Do you enjoy tangential conversations? Where you’re not sure how you discussed so many things in one sitting? Have I got a book for you! Orwell’s Roses by Rebecca Solnit contains loosely connected essays that meander through several subjects. She recounts her global travels and wide-ranging interests, examining them all through the lens of George Orwell and his love of green and growing things. Every section starts with a variation of the sentence, “In 1936, a writer planted roses.”

Of course, the writer in question is Orwell himself, who planted a garden that contained roses at the rural cottage where he and his wife were living. The biographical bits about him include his family’s privileged background, its more recent impoverished status, his early life in India and Burma, and his latter life retreat to the remote, Scottish island of Jura. His dedication to socialist causes led him to volunteer in the Spanish Civil War, fighting against Franco. His was seriously injured, and the entire experience informed much of his early writing. Orwell suffered his entire life from weak lungs, complicated by his time in both sub-tropical countries and a period spent destitute in Spain. He eventually died of tuberculosis at the age of 46. He left a legacy of prescient writing, decrying the evils of totalitarianism, but he considered his gardens and roses equally important, as revealed in some of his journalism.

Solnit’s chapters move among these facts, linking them with socialism, coal mining, art in Mexico, Soviet politics, and the rose-growing industry in modern Colombia. She actually travels to Bogota and finagles a rare tour of a flower factory.

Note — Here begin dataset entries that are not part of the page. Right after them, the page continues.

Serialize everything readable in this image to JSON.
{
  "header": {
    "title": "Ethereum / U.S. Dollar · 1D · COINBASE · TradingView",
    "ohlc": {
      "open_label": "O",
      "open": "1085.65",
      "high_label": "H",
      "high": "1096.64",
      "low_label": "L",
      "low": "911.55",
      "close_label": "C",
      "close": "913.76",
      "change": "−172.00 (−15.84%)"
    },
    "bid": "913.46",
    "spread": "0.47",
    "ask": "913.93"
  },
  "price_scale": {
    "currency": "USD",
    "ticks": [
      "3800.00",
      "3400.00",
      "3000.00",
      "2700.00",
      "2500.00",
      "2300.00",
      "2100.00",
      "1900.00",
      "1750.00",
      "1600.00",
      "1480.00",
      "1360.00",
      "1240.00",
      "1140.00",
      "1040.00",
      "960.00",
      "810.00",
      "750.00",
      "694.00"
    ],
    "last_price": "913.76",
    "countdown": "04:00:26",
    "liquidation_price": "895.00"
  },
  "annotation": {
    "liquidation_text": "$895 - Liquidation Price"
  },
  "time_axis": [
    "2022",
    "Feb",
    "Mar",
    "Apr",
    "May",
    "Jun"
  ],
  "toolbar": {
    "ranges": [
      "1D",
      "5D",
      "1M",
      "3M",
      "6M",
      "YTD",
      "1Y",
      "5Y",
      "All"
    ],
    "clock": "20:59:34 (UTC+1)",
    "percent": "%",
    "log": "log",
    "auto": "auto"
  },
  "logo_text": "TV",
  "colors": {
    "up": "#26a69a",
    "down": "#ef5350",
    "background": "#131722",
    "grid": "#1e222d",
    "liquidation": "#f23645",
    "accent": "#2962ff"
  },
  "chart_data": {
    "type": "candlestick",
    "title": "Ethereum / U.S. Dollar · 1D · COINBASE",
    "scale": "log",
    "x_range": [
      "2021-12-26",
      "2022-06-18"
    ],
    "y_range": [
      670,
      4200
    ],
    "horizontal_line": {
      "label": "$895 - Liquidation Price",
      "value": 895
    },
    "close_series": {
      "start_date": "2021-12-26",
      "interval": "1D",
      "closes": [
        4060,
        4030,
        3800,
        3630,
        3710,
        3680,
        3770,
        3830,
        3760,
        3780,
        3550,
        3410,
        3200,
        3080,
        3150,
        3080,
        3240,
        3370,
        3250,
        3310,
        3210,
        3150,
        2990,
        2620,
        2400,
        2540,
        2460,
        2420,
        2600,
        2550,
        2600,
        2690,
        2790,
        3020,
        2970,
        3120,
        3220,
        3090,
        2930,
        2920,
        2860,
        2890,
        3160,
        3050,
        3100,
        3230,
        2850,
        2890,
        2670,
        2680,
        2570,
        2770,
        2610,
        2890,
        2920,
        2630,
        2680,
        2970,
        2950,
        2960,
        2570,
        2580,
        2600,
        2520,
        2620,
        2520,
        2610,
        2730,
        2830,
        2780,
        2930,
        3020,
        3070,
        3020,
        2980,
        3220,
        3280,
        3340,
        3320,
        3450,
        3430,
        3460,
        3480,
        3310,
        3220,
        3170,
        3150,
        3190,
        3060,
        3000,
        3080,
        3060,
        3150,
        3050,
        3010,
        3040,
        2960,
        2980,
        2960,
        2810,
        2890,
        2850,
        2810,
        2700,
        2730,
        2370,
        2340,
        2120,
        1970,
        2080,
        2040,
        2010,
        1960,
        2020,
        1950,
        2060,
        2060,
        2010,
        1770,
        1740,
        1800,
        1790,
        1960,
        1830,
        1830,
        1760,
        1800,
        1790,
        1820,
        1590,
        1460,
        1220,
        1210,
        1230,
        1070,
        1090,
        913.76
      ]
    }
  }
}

Another chapter discusses British portraitist Joshua Reynolds and Orwell’s family pedigree, which connects to anti-colonial discourse about the Empire’s reliance on Caribbean sugar and its slave economy. Which, in turn, returns her to the notion of “genteel nature,” where the wealthy and titled classes had their fashions evolve from structured, manicured gardens to more relaxed, wild cottage gardens. At the same time, she considers how the ancient custom of holding land in common disappeared with the advent of enclosure laws and how that affected lower classes. This, in turn, returns her thoughts to Orwell and his roses.

The entire book reads in this sort of overlapping, interleaved, circular fashion: much, I suppose, in the manner of rose petals. It’s all interesting, and I enjoyed the interwoven ideas. But it does seem a little disjointed at times. While Orwell and roses act as the connective threads, the book serves more as a social and historical review of certain strains of thought. I am not a regular reader of nonfiction. The ever-changing discussion worked in my favor, as there was always something new just a few pages away. It also inspired me to put both Orwell and Solnit on my future reading lists.

Orwell’s Roses is available from HCLS in book format and also as an e-book and e-audiobook from Libby/OverDrive.

Kristen B. is a devoted bookworm lucky enough to work as the graphic designer for HCLS. She likes to read, stitch, dance, and watch baseball in season (but not all at the same time).